Je me dis que, quelque part, il y’a une certaine justice.

Moi même j’ai pris part à cette délicieuse aventure, et j’ai gagné jusqu’à présent la somme incroyable de 400$.  En 7 ou 8 mois d’activité. Soit, ramené au nombre de mes créations, environ 9$ par morceau. En plus,  j’ai retiré une grande partie de mon pécule quand le dollar était au plus bas. Ben oui, tant qu’à faire, on ne va pas non plus gagner des sous…

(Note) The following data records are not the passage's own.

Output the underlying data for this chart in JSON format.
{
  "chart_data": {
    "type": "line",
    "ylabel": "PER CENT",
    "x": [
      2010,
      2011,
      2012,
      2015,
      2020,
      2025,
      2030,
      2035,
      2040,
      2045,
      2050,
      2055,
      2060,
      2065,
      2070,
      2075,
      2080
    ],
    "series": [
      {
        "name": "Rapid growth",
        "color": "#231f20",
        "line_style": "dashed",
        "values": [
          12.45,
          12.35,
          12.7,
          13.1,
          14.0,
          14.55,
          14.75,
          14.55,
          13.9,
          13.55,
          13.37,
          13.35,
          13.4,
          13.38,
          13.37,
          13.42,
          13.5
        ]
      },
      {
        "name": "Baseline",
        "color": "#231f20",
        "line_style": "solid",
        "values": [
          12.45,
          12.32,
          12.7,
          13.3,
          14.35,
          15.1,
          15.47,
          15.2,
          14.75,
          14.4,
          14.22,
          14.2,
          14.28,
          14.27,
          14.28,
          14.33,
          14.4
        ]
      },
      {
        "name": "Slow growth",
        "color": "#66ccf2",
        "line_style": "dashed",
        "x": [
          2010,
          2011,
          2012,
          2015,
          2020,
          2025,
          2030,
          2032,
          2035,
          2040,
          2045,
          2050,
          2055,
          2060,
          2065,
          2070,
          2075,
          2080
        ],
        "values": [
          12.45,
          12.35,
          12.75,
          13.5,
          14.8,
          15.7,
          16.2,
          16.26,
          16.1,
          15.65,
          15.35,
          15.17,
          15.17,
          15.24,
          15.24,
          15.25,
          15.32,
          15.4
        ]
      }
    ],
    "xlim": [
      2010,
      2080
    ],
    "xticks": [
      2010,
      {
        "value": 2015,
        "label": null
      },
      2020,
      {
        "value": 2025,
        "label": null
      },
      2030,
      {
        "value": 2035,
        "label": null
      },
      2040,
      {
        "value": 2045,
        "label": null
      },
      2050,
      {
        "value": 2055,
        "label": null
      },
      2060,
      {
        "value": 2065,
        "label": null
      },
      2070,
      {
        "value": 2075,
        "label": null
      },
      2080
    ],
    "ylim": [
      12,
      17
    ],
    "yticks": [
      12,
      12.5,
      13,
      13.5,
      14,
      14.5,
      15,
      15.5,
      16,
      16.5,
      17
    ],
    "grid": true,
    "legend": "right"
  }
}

Mon enthousiasme s’est légèrement calmé je dois dire. Et de fait, le rythme des commandes également. Pourtant je ne désespère pas obtenir mon badge niveau 2. Waouh. Si j’y arrive, je changerai de stratégie et augmenterai drastiquement mes tarifs, quitte à n’avoir plus vraiment de clients. Histoire de voir s’il est possible de faire du freelancing de façon décente sur ce site.

pancarte mendiant faute d'orthographe

Suis je devenu un mendiant 3.0 sur fiverr ?

Je suppose que les clients qui viendront alors seront peut être plus engagés dans leur projet.

Au moins je n’aurais plus l’impression de brader mes compétences et ma créativité. Et au pire, je m’en irais «  comme un prince ». De toute façon c’est pas ça qui va me faire vivre. Je reviendrais faire une mise à jour de l’article si ma situation sur Fiverr évolue.

Dire que certaines chansons écrites en dix minutes sur un coin de table on fait la fortune de leurs auteurs…

La route est longue.

Allez j’y retourne, je dois aller faire un jingle pour un podcast tenu par un couple de blogueur chilio indien.

On a définitivement changé de millénaire.

Dites moi en commentaire ce que vous pensez de Fiverr, et n’oubliez pas de partager cet article !

Vincent Retg

PS*: Je retire ce que j’ai dit, j’ai trouvé un alibi sur fiverr, vous pouvez donc tromper votre conjoint(e), façon low cost ! Il vous couvre pour 5 $ (pardon, 4$, je m’y ferai jamais). En plus il est français, c’est rare, profitez en, coquins !

Ceci était un post scriptum à tendance humoristique; évitez de tromper votre conjoint; déjà c’est pas très élégant, et puis je ne suis pas sur qu’il existe des avocats low cost sur Fiverr.